As Frears and Hampton note in their commentary, the photographic style for much of Dangerous Liaisons was borrowed from two previous period films, Fellini's Casanova and Barry Lyndon, where the brightest light source in the frame for key scenes is a candle. This challenging approach can yield a detailed image in the hands of a talented cinematographer like the Oscar-winning Philippe Rousselot (A River Runs Through It), but there's no way to avoid seeing the grain. Warner's 1080p, AVC-encoded Blu-ray retains both the detail and the grain, but viewers expecting that Blu-ray treatment will instantly convert this stylized period piece into a glossy Downton Abbey-like production will be disappointed. This was an analog creation from the photochemical world, and that's what the Blu-ray supplies. That the Blu-ray's reproduction of fine detail is impressive becomes evident as soon as one begins to study the patterns of fabrics and lace in James Acheson's Oscar-winning costumes, or the details in the furniture and decor in the Oscar-winning production design by Stuart Craig and Gérard James. That the muted colors and variable shadows of the many night interiors are accurately reproduced can be verified by reference to the late sequence depicting an outdoor duel in the snow near dawn, which could almost be in black-and-white and demonstrates that the transfer is capable of depicting both accurately. Daytime scenes, especially in the countryside, where natural light is more abundant, provide an array of subtly varying and distinctive colors. The grain patterns appear natural and undisturbed by digital manipulation. Indeed, there were moments, especially in wide shots, when it appeared to my eye that the grain might have picked up some additional video noise on its route from the analog to the digital realm. It seems, however, that Warner is so firmly against the use of DNR that it would rather leave in the noise than risk taking out the grain. I did not encounter any of the typical artifacts that result from artificial sharpening, nor were there any compression artifacts. (Additional note: A poster on another board who received an early copy of this title reported major distortion commencing with chapter 6 (when Valmont visits the peasant home) and spoke ominously of a "botched job". I have now played the review copy on three different setups (a Panasonic BD-50, a PS3 and a BD-ROM drive) and have seen no such problem.)
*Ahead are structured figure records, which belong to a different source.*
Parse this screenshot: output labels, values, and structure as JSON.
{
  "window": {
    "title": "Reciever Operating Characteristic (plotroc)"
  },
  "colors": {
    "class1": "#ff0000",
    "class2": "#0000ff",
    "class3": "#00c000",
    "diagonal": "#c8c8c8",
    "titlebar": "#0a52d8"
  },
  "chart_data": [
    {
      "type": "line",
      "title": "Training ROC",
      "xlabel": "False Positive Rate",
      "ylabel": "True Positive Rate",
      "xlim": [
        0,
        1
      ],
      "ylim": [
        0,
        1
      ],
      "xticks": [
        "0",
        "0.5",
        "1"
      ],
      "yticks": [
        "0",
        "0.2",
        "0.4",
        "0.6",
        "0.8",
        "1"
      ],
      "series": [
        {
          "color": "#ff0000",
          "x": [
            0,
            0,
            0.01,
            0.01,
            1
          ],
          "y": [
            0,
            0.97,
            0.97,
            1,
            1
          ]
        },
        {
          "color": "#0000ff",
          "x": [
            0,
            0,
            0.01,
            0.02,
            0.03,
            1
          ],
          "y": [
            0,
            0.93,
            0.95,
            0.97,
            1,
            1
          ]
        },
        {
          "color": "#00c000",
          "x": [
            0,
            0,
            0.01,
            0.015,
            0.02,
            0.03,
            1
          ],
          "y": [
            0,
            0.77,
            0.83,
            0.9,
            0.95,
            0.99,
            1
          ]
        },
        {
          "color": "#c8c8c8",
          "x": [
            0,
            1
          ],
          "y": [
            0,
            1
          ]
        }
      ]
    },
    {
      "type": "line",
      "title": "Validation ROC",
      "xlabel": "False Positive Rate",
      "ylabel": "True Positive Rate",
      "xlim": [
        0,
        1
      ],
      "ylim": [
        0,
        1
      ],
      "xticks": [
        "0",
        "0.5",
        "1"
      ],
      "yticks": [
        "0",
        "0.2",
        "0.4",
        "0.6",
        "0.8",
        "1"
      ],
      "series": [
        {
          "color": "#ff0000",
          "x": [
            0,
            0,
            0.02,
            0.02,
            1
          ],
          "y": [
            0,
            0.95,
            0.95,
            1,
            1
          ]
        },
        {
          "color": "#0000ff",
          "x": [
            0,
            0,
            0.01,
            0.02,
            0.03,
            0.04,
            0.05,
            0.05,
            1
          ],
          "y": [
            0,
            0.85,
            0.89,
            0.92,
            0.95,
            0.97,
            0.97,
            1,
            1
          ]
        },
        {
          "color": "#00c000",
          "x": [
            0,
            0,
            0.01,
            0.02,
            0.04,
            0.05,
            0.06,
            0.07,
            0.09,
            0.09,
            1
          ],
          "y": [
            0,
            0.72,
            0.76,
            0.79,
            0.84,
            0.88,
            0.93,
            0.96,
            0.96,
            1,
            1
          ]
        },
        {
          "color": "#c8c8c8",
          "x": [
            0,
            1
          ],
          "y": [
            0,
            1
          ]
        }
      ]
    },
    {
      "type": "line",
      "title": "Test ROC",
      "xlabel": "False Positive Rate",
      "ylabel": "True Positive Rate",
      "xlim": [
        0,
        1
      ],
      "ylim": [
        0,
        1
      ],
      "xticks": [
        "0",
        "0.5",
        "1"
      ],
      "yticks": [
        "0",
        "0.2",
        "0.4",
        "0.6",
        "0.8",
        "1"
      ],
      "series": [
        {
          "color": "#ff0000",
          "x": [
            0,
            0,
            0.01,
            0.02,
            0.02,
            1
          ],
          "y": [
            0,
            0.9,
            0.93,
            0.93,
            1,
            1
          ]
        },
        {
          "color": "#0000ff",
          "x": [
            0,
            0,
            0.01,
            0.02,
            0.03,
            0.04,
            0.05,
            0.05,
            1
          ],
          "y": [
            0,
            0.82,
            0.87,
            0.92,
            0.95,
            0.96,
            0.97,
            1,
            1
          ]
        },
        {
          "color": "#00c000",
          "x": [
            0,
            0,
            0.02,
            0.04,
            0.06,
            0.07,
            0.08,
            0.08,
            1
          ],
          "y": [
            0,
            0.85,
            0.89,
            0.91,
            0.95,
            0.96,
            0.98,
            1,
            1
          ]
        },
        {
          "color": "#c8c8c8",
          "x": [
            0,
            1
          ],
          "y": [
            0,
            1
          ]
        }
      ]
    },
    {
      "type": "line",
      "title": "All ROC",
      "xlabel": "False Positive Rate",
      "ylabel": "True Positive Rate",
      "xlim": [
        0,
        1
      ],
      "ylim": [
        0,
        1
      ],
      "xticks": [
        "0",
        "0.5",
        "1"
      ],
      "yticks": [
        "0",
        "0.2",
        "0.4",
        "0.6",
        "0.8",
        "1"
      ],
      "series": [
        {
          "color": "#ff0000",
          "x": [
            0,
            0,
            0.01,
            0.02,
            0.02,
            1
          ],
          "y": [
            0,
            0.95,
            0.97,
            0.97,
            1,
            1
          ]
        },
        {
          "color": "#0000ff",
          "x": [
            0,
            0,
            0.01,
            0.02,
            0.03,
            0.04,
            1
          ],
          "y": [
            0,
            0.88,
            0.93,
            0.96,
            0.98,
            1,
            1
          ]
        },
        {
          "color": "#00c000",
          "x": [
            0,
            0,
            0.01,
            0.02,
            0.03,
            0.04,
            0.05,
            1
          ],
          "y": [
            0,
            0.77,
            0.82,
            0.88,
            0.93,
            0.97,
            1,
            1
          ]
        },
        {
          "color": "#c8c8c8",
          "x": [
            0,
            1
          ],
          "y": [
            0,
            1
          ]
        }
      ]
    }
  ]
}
Dangerous Liaisons was released to theaters in stereo. The original track was remixed for 5.1 for the film's 1997 DVD, and the Blu-ray appears to contain the same track in a lossless DTS-HD MA presentation. The remix is conservative, keeping the voices and effects in the front and using the discrete format to expand the space in which George Fenton's score accentuates the drama (with assistance from Bach, Handel and Vivaldi). The orchestral arrangements sound perfectly fine in this presentation, but they don't have quite the sweep or the dynamic range that one might expect from a contemporary recording. The bass extension isn't as deep, the top end is a bit thin, and the mid-range isn't as full and well-rounded as in the best reproductions, but these are minor quibbles. The dialogue is certainly clear, a result not only of the recording but of the quality of the actors' delivery; they're playing articulate characters who speak in a stylized but contemporary idiom, and it's a point of pride to make their words understood, because those words are an essential part of their deceptive games.
One indicator of the success of Dangerous Liaisons at perfecting Hampton's dramatization of the novel is the degree to which the film has overshadowed the play that spawned it. A Broadway revival in 2008 with a first-rate cast felt wan and bloodless compared to the emotional depth and nuance that Frears captured from the film's cast and in the absence of the story additions that the film medium allowed. Examples of less-than-successful translations from stage to screen abound, but in this instance the stage version now appears to have been a resting point en route to the full-fledged and definitive version that is Frears's film, which is now, at long last, available on Blu-ray. Highly recommended.